Bryman College Operator Files for Chapter 11

07/21/14

For-profit school company BioHealth College Inc., which operates four Bryman College campuses in California, has filed for Chapter 11 bankruptcy protection.

It wasn’t immediately clear Monday what would happen as a result of the Chapter 11 filing. However, a bankruptcy filing would usually result in the U.S. Department of Education revoking the schools’ status as an institution that can accept federal student financial aid dollars. Most colleges can’t survive without that funding.

BioHealth College acquired Everest College campuses in San Jose, San Francisco, Hayward and Los Angeles in January 2013 from Corinthian Colleges—a for-profit college operator with more than 100 schools that is now in the process of winding down its own operations—and changed the schools’ names to Bryman. Prior to this, BioHealth operated a for-profit medical-training school in San Jose.

Corinthian paid BioHealth $2.3 million in January 2013 to take over these schools, according to filings made with the U.S. Securities and Exchange Commission. The schools had been placed in “discontinued operations” the year prior, Corinthian Chief Financial Officer Bob Owen said in a conference call announcing the sale.
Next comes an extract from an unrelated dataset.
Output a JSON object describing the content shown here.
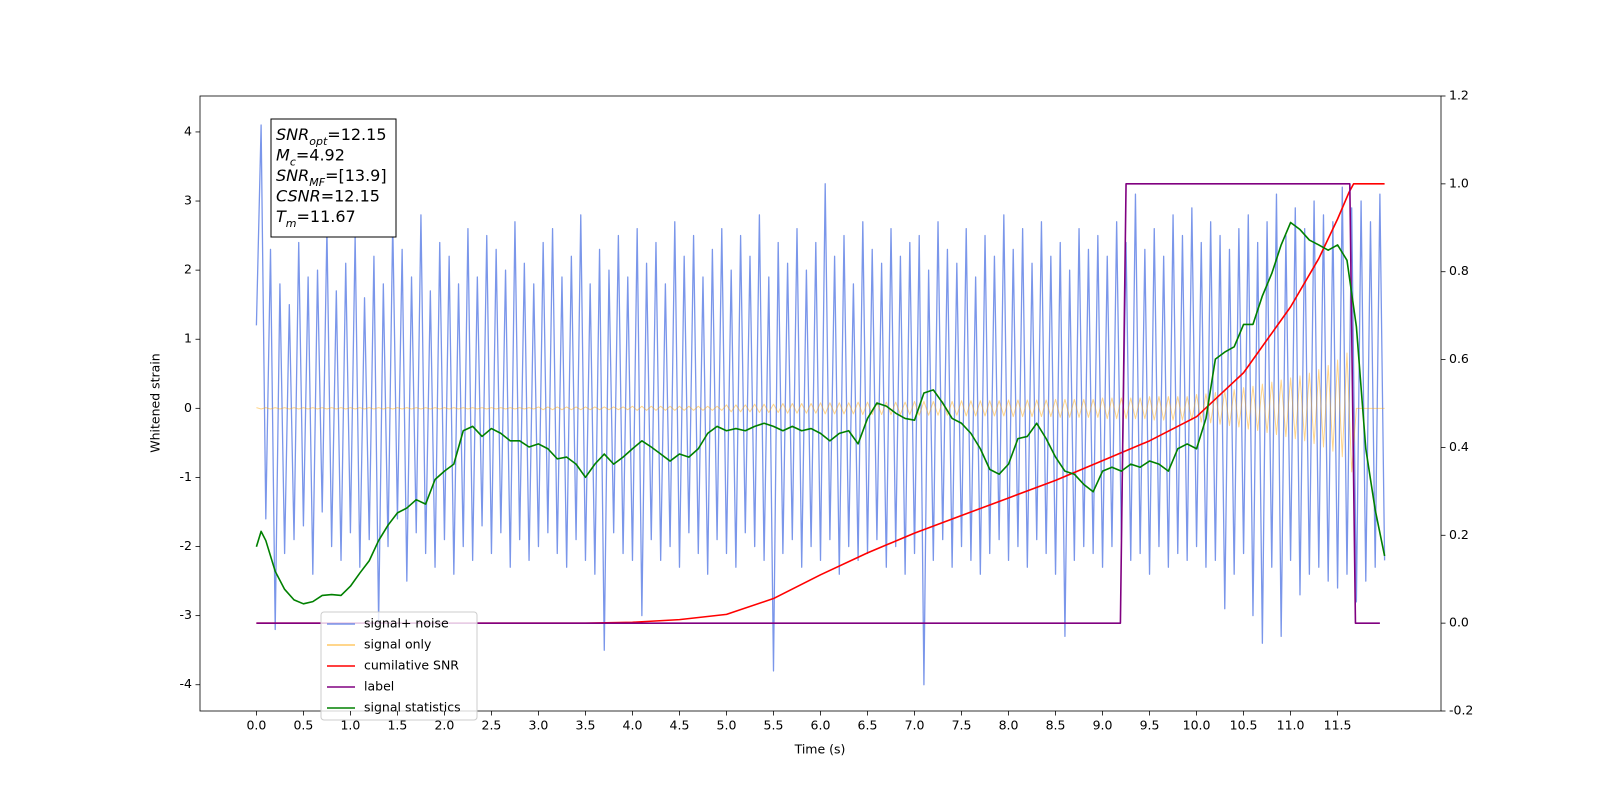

In May of this year, local media outlets reported that the Bryman San Jose campus shut down temporarily amid a dispute with its landlord. According to ABC affiliate KGO, BioHealth owed its landlord $80,000, but the two reached an agreement to reopen the school within days.

Neither a representative for BioHealth Colleges nor its bankruptcy lawyer returned request for comment Monday. The company was scheduled to make its first bankruptcy-court appearance in San Jose on Monday afternoon.

BioHealth Chief Executive Sam Shirazi founded a company called Computer Training Academy Inc. in 1990, according to BioHealth’s website. He eventually sold that company to Corinthian Colleges in 2000.

In 2003, Mr. Shirazi launched BioHealth College, a school that specialized in pharmacy technician and biotechnology technician courses. It had 192 students in 2012, prior to the acquisition of the Bryman campuses. The original BioHealth College now shares a campus with Bryman San Jose.

The four Bryman campuses offer programs including dental assistant, massage therapy, medical assistant and medical insurance billing and coding. Tuition for these diploma programs ranged from $16,000 to $18,000 in 2013. During the 2011-2012 school year, which is the last time this data was provided, students used a median of $9,450 in federal student loan money to pay tuition. Current enrollment numbers weren’t immediately available.

According to court filings, BioHealth has fewer than $50,000 in assets and between $1 million and $10 million in liabilities.